Six

What would be a good name for a game played with six-sided hexagons (as if there were any other kind)? Just six-sided (I’m making a point here) hexagons? Not even a board? Where you try to be the first to make a shape out of…wait for it…six wooden black or red six-sided hexagons?

What about a strategic game where you take turns adding a hexagon of your black or red color to any other hexagon already on the table, or floor, or blanket? Until all your lovely, smoothly wooden hexagons are played, and then you can move them from hexagon-adjoining place to any other hexagon-adjoinable place? And you win if you can get six of your own in a row, or triangle or in a six-sided circle?

What do you think of “Six“?

Sheer coincidence that the publishers also chose to call it Six? I think not.

Even though you each have 19 hexagon-pieces. 19. Not the everso appropriately six-divisible 18 hexagon-pieces. You still get a, dare I say it, Major Fun experience, which, if Major Fun gave star-ratings, is clearly six-star-worthy.

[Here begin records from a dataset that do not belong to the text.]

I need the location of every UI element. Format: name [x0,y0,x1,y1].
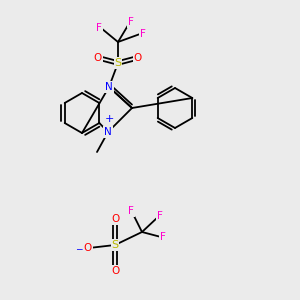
Text: O: O [94,53,102,63]
Text: F: F [96,23,102,33]
Text: F: F [160,232,166,242]
Text: N: N [104,127,112,137]
Text: O: O [111,214,119,224]
Text: F: F [157,211,163,221]
Text: F: F [140,29,146,39]
Text: O: O [111,266,119,276]
Text: O: O [134,53,142,63]
Text: F: F [128,17,134,27]
Text: O: O [84,243,92,253]
Text: F: F [128,206,134,216]
Text: +: + [104,114,114,124]
Text: N: N [105,82,113,92]
Text: S: S [114,58,122,68]
Text: S: S [111,240,118,250]
Text: −: − [75,244,83,253]
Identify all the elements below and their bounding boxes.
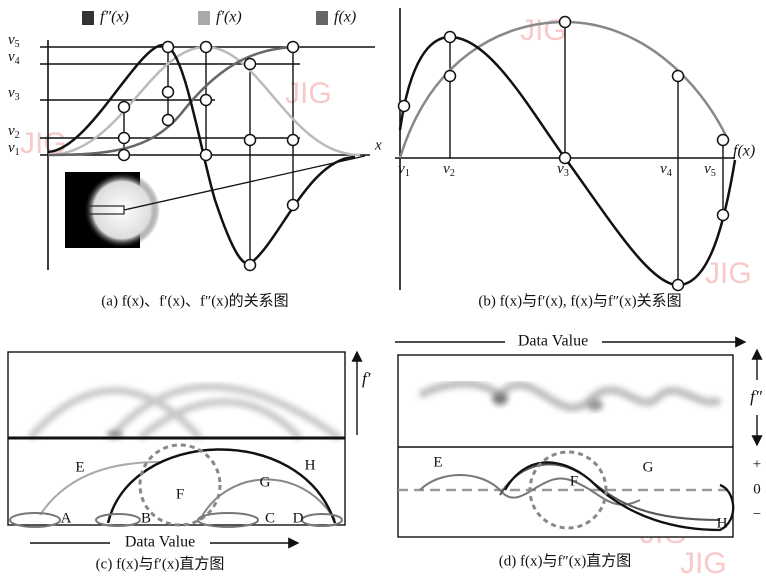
watermark: JIG: [705, 257, 752, 290]
label-base: v: [443, 161, 450, 177]
peak-label: D: [293, 510, 304, 526]
label-base: v: [8, 49, 15, 65]
level-label: v4: [8, 49, 20, 67]
label-sub: 1: [405, 168, 410, 179]
label-base: v: [8, 32, 15, 48]
label-base: v: [8, 85, 15, 101]
axis-title: Data Value: [125, 534, 195, 551]
legend-swatch: [316, 11, 328, 25]
sign-label: +: [753, 456, 761, 472]
panel-d: [395, 336, 763, 538]
region-label: H: [717, 515, 728, 531]
label-sub: 4: [667, 168, 672, 179]
legend-label: f″(x): [100, 9, 129, 26]
panel-a: [40, 11, 375, 272]
region-label: E: [75, 459, 84, 475]
axis-label: f′: [362, 369, 371, 388]
caption: (c) f(x)与f′(x)直方图: [96, 555, 225, 572]
axis-label: f″: [750, 387, 763, 406]
label-base: v: [8, 140, 15, 156]
curve-h: [504, 461, 735, 532]
caption: (d) f(x)与f″(x)直方图: [499, 552, 631, 569]
label-base: v: [557, 161, 564, 177]
label-sub: 2: [15, 130, 20, 141]
region-label: E: [433, 454, 442, 470]
sign-label: 0: [753, 481, 761, 497]
legend-label: f′(x): [216, 9, 242, 26]
tick-label: v2: [443, 161, 455, 179]
curve-f: [47, 45, 301, 157]
inset-image: [65, 155, 366, 248]
axis-label: x: [374, 137, 382, 153]
region-f: [528, 450, 608, 530]
tick-label: v3: [557, 161, 569, 179]
arc-h: [106, 448, 337, 524]
peaks: [9, 512, 343, 528]
label-sub: 5: [15, 39, 20, 50]
label-base: v: [704, 161, 711, 177]
level-label: v3: [8, 85, 20, 103]
watermark: JIG: [520, 14, 567, 47]
caption: (a) f(x)、f′(x)、f″(x)的关系图: [101, 292, 288, 309]
label-sub: 4: [15, 56, 20, 67]
label-sub: 5: [711, 168, 716, 179]
watermark: JIG: [285, 77, 332, 110]
panel-b: [395, 8, 737, 292]
histogram-density: [27, 383, 343, 441]
region-label: H: [305, 457, 316, 473]
legend-label: f(x): [334, 9, 356, 26]
region-label: F: [176, 486, 184, 502]
label-sub: 3: [564, 168, 569, 179]
region-label: G: [643, 459, 654, 475]
sign-label: −: [753, 506, 761, 522]
level-label: v5: [8, 32, 20, 50]
peak-label: A: [61, 510, 72, 526]
watermark: JIG: [680, 547, 727, 576]
label-base: v: [8, 123, 15, 139]
region-label: F: [570, 473, 578, 489]
peak-label: B: [141, 510, 151, 526]
curve-label: f(x): [733, 143, 755, 160]
label-base: v: [398, 161, 405, 177]
histogram-density: [418, 379, 722, 412]
axis-title: Data Value: [518, 333, 588, 350]
label-sub: 1: [15, 147, 20, 158]
curve-f2: [47, 43, 356, 265]
level-label: v2: [8, 123, 20, 141]
label-base: v: [660, 161, 667, 177]
guide-lines: [449, 22, 724, 285]
tick-label: v5: [704, 161, 716, 179]
region-f: [138, 443, 222, 527]
label-sub: 3: [15, 92, 20, 103]
peak-label: C: [265, 510, 275, 526]
region-label: G: [260, 474, 271, 490]
legend-swatch: [198, 11, 210, 25]
panel-c: [7, 350, 363, 549]
caption: (b) f(x)与f′(x), f(x)与f″(x)关系图: [478, 292, 681, 309]
tick-label: v1: [398, 161, 410, 179]
legend-swatch: [82, 11, 94, 25]
tick-label: v4: [660, 161, 672, 179]
arc-g: [199, 478, 336, 521]
level-label: v1: [8, 140, 20, 158]
nodes: [117, 40, 300, 272]
label-sub: 2: [450, 168, 455, 179]
nodes: [397, 15, 730, 292]
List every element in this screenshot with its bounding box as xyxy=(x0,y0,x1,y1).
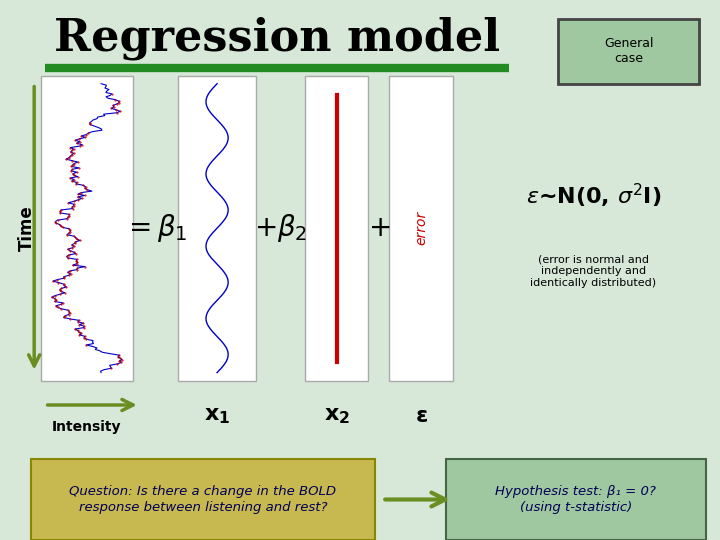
FancyBboxPatch shape xyxy=(390,76,453,381)
Text: $+$: $+$ xyxy=(368,214,390,242)
FancyBboxPatch shape xyxy=(41,76,132,381)
Text: $\mathbf{x_1}$: $\mathbf{x_1}$ xyxy=(204,406,230,426)
Text: Regression model: Regression model xyxy=(54,16,500,59)
FancyBboxPatch shape xyxy=(31,459,375,540)
Text: Time: Time xyxy=(17,205,35,251)
Text: Hypothesis test: β₁ = 0?
(using t-statistic): Hypothesis test: β₁ = 0? (using t-statis… xyxy=(495,485,656,514)
FancyBboxPatch shape xyxy=(305,76,369,381)
FancyBboxPatch shape xyxy=(558,19,699,84)
Text: General
case: General case xyxy=(604,37,653,65)
Text: $\mathbf{x_2}$: $\mathbf{x_2}$ xyxy=(323,406,350,426)
Text: Question: Is there a change in the BOLD
response between listening and rest?: Question: Is there a change in the BOLD … xyxy=(69,485,336,514)
Text: $= \beta_1$: $= \beta_1$ xyxy=(123,212,188,244)
Text: $+ \beta_2$: $+ \beta_2$ xyxy=(253,212,307,244)
FancyBboxPatch shape xyxy=(446,459,706,540)
Text: (error is normal and
independently and
identically distributed): (error is normal and independently and i… xyxy=(531,255,657,288)
Text: Intensity: Intensity xyxy=(52,420,122,434)
Text: $\varepsilon$~N(0, $\sigma^2$I): $\varepsilon$~N(0, $\sigma^2$I) xyxy=(526,181,661,210)
FancyBboxPatch shape xyxy=(179,76,256,381)
Text: $\mathbf{\varepsilon}$: $\mathbf{\varepsilon}$ xyxy=(415,406,428,426)
Text: error: error xyxy=(414,211,428,245)
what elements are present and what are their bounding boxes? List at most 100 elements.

And then there’s what one might think of as the “Advanced Major Fun” to be had by players of the advanced version, because, see, after you play for a while you discover how you change the entire mass of hexagons into two, and you begin to wonder, almost without reading the advanced rules, what doing so might do to your opponent, like, for example, put the entire smaller cluster (wherein a substantial majority of your opponent’s pieces happen to reside) out of play for the rest of the game.

Steffen Mühlhäuser’s game of hexagons is newly made available in the U.S. through FoxMind, and still published in Europe by Steffen-Spiele. Most games can be played in from six to 36 minutes. Easy to learn for those of checker-playing persuasion. Easy to carry around, rules and all, in a conveniently included drawstring bag or its lovely six-sided box.